Круглое лицо боярского племянника вытянулось от досады:

– Что же это делается, дяденька? – топнул он ногой в вышитом сапожке. – Где это видано, холопьям в руки меч давать?!

– А ты попробуй, отними, – предложил боярин. – Глядишь, ловчее, чем у Твердяты, выйдет.

– Точно ловчее! – подтвердил, высовываясь из воды, незадачливый озорник. – Белен Твердич у нас частенько с мечом упражняется… – Твердята склонился в шутовском поклоне. – Лежа на солнышке брюхом вверх! – неожиданно закончил он и под всеобщий хохот с громким плеском нырнул.

– Не случится большой беды, – сказал Вышата Сытенич, – коли в дикой степи за Булгаром на ладье окажется еще один обученный ратник. А что до меча, то это – оружие вещее. Сам выбирает, кому даваться в руки, кому нет.

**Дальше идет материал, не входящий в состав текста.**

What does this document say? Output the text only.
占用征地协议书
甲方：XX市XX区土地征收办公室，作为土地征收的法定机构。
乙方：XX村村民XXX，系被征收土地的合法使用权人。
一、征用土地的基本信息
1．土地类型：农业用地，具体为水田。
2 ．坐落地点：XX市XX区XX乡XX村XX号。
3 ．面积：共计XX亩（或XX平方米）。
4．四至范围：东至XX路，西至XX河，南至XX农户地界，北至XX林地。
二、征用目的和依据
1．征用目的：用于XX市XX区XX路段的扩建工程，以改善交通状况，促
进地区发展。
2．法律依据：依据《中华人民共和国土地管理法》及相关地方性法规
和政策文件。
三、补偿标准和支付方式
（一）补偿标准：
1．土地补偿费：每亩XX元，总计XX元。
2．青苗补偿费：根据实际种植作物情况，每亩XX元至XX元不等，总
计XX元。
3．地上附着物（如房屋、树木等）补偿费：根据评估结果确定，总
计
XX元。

Рубя мечом головы воображаемых врагов, Тороп думал о Булан бее и хазарах. Лютобор прав – нет чести в том, чтобы нападать из-за угла. Пройдет немного времени, и наступит час возмездия. Взовьется на мачтах боевой стяг, раскинет огненные крылья грозный сокол Рарог, и понесутся по Итилю длинные корабли, наполненные ратниками. На одном из этих кораблей и ему место найдется. Доставая из ножен меч, мерянин клялся, что не узнает покоя, пока не падут в пламени пожара стены Итиля и пока на берегах великой реки жив хоть один сын проклятого племени. Он не пощадит никого. Он будет глух к мольбам и стонам поверженных врагов, как был глух к мольбам и стонам его родичей Булан бей.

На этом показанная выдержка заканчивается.